We are sad to report that the former Apollo 11 command module pilot and astronaut – and very much an unsung hero of the mission – Mike Collins has died of cancer at the age of 90. It was Collins’ role to orbit the Moon on his own in return Command and Service module – sometimes in radio silence as it passed behind the Moon – while his crew mates Neil Armstrong and Buzz Aldrin made their landing in their lunar landing craft. It was a personal dread of Collins that should something go wrong and the pair’s ascent craft could not rendezvous with his spacecraft he would have to return to Earth without them. In the end, however, the mission was a total success.

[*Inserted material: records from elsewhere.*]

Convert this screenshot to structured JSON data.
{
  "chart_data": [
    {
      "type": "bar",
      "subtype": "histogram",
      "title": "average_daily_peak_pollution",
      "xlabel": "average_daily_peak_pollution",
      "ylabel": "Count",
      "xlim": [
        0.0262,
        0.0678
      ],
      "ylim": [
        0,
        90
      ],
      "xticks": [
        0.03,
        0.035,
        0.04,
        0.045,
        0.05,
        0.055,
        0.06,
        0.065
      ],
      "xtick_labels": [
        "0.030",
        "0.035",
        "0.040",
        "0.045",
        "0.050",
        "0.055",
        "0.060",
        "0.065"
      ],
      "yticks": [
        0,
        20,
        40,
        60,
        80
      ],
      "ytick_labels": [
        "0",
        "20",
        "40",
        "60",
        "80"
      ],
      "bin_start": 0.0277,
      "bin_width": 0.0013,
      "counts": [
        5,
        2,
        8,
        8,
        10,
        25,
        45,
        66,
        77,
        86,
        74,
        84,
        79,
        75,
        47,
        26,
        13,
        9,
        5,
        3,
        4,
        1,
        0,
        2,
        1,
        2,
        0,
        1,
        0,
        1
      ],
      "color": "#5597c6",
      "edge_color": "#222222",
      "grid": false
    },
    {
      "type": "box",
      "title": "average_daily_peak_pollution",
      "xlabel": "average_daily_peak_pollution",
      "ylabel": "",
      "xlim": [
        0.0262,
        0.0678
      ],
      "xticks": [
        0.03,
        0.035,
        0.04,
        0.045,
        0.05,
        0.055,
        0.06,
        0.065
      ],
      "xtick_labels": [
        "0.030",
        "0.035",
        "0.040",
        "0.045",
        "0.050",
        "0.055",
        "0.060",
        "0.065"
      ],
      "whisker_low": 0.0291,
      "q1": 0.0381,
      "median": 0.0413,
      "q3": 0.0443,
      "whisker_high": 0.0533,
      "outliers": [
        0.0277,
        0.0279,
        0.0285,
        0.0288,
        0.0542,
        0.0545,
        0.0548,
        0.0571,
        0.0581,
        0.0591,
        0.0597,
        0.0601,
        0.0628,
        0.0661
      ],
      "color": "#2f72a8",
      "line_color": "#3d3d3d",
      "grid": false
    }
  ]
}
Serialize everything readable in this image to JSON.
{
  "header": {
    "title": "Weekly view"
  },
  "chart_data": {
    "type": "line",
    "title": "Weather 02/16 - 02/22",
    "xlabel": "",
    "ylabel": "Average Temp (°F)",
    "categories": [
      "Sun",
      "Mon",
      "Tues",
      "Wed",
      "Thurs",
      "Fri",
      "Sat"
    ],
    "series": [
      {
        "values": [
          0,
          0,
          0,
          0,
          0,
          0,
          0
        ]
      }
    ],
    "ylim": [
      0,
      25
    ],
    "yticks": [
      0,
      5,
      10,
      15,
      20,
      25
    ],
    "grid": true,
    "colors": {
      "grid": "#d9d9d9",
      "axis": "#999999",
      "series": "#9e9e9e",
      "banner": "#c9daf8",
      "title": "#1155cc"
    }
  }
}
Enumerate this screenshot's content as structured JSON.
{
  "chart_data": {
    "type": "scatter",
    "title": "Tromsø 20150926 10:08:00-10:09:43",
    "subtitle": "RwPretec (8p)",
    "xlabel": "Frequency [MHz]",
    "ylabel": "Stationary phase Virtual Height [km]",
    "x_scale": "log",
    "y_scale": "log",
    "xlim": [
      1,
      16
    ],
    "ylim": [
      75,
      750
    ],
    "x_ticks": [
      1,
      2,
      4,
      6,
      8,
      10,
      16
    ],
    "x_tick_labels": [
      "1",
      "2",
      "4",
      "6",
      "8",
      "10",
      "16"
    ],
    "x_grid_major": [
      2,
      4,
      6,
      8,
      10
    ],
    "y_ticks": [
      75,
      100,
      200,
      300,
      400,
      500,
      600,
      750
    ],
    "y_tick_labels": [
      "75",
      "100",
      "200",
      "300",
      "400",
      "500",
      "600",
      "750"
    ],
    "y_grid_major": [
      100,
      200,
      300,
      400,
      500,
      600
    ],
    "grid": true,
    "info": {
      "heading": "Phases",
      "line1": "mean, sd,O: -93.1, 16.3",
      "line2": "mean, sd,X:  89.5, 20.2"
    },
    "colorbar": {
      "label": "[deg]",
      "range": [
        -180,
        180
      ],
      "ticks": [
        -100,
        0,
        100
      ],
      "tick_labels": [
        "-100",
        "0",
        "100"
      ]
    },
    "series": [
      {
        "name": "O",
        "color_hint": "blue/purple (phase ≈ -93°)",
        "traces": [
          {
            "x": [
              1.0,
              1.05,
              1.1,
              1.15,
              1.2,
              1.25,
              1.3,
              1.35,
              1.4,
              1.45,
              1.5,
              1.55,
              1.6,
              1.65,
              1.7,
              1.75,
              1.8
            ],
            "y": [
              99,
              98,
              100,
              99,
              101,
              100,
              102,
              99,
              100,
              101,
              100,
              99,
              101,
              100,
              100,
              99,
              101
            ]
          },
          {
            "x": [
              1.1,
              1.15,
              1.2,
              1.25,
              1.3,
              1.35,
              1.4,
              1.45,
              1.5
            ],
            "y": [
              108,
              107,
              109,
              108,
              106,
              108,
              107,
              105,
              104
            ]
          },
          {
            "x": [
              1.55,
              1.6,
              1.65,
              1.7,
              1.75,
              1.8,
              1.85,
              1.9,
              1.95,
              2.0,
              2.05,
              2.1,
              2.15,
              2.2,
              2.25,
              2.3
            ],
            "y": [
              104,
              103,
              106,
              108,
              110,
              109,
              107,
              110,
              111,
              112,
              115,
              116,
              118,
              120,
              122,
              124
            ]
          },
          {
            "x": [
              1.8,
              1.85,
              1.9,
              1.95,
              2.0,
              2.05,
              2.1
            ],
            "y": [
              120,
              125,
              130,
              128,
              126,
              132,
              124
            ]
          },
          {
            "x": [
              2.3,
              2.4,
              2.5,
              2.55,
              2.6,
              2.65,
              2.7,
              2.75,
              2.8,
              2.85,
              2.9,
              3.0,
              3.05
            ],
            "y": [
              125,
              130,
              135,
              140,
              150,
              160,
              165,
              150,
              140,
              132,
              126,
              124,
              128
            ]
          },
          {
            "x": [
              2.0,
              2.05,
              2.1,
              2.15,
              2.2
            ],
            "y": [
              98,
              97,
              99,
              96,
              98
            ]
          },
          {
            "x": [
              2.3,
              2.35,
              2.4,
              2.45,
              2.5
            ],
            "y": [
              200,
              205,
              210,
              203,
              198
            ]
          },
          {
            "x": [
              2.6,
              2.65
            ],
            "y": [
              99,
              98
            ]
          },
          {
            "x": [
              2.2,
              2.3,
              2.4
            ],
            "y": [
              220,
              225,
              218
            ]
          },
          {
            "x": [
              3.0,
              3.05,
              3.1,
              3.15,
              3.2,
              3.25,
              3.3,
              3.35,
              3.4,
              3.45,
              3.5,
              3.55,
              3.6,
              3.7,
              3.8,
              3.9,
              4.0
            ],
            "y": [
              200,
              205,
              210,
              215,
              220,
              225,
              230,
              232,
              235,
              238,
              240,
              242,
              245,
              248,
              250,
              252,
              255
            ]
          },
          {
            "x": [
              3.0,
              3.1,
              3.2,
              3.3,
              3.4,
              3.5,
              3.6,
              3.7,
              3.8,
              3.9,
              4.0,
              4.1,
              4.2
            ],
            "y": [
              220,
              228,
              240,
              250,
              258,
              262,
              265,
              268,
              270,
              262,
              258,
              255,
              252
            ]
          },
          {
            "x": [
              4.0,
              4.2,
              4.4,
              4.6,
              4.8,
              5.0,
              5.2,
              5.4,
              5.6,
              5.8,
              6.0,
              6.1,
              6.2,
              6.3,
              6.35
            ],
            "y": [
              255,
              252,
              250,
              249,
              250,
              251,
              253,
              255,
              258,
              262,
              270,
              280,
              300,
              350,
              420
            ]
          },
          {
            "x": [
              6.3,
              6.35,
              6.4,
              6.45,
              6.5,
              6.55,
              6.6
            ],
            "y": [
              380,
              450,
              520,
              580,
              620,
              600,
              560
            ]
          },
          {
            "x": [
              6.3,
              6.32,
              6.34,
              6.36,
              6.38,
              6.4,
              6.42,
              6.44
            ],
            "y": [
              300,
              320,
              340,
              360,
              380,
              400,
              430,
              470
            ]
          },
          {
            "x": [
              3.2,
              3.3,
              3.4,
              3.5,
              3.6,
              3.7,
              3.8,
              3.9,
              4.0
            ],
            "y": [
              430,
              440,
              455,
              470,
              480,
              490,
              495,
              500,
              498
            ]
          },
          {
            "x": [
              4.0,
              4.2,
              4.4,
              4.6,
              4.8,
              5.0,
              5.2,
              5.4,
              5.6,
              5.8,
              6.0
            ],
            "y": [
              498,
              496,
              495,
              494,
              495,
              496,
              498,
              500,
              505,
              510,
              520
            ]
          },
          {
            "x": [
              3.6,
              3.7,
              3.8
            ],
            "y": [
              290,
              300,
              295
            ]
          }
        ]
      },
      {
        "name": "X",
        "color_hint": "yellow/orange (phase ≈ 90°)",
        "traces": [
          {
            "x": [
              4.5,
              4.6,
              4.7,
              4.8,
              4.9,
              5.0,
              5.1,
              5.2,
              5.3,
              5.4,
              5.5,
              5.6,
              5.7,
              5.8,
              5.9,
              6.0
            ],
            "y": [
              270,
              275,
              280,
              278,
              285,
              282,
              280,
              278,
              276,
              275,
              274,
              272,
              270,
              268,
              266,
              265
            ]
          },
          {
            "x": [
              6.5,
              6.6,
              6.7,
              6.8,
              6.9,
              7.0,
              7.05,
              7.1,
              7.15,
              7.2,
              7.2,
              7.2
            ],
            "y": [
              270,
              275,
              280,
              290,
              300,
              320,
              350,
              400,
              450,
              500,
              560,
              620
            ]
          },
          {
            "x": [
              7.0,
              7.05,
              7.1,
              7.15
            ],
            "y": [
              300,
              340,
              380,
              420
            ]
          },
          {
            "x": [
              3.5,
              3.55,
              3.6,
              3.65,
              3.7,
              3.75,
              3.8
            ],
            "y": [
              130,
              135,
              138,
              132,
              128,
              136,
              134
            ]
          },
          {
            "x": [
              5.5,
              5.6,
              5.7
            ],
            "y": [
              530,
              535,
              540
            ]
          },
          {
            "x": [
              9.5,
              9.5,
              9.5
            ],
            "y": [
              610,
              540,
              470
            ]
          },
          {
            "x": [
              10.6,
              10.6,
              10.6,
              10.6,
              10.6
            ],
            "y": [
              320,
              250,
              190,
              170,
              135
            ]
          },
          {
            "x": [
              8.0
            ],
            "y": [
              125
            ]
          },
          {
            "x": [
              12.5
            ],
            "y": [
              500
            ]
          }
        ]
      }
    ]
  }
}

Collins interest in aerospace really started after he gained a degree in Military Science at the US Military Academy at West Point. Instead of joining the US Army afterwards, Collins decided to join the US air force and became F-86 jet fighter pilot. He later became test pilot at Edwards Air Force Base flying a variety of aircraft including the F-104 Starfighter and the B-57 bomber before he joined the Astronaut corps in 1963. In 1966, Collins flew on Gemini 10 iwith John Young, during which Collins performed two spacewalks. Collins selected for the historic first lunar landing attempt, Apollo 11, which took place in July 1969. While some astronaut egos rubbed up against each other – most notably those of his crew mates Neil Armstrong and Buzz Aldrin – Collins was well-liked by both.
Michael Collins, of course, found that his role on Apollo 11 was largely overlooked on the crew’s return but took part in the world tour that the crew was made to undertake. Collins left NASA in 1970, and after brief period at the Department of State, he became Director of the Air and Space Museum in Washington D.C., later becoming undersecretary to the entire Smithsonian. For a time he worked for LTV Aerospace and later as a consultant. Collins was by all accounts a fine pilot, astronaut and man. We give him our salute and our condolences to his family and friends.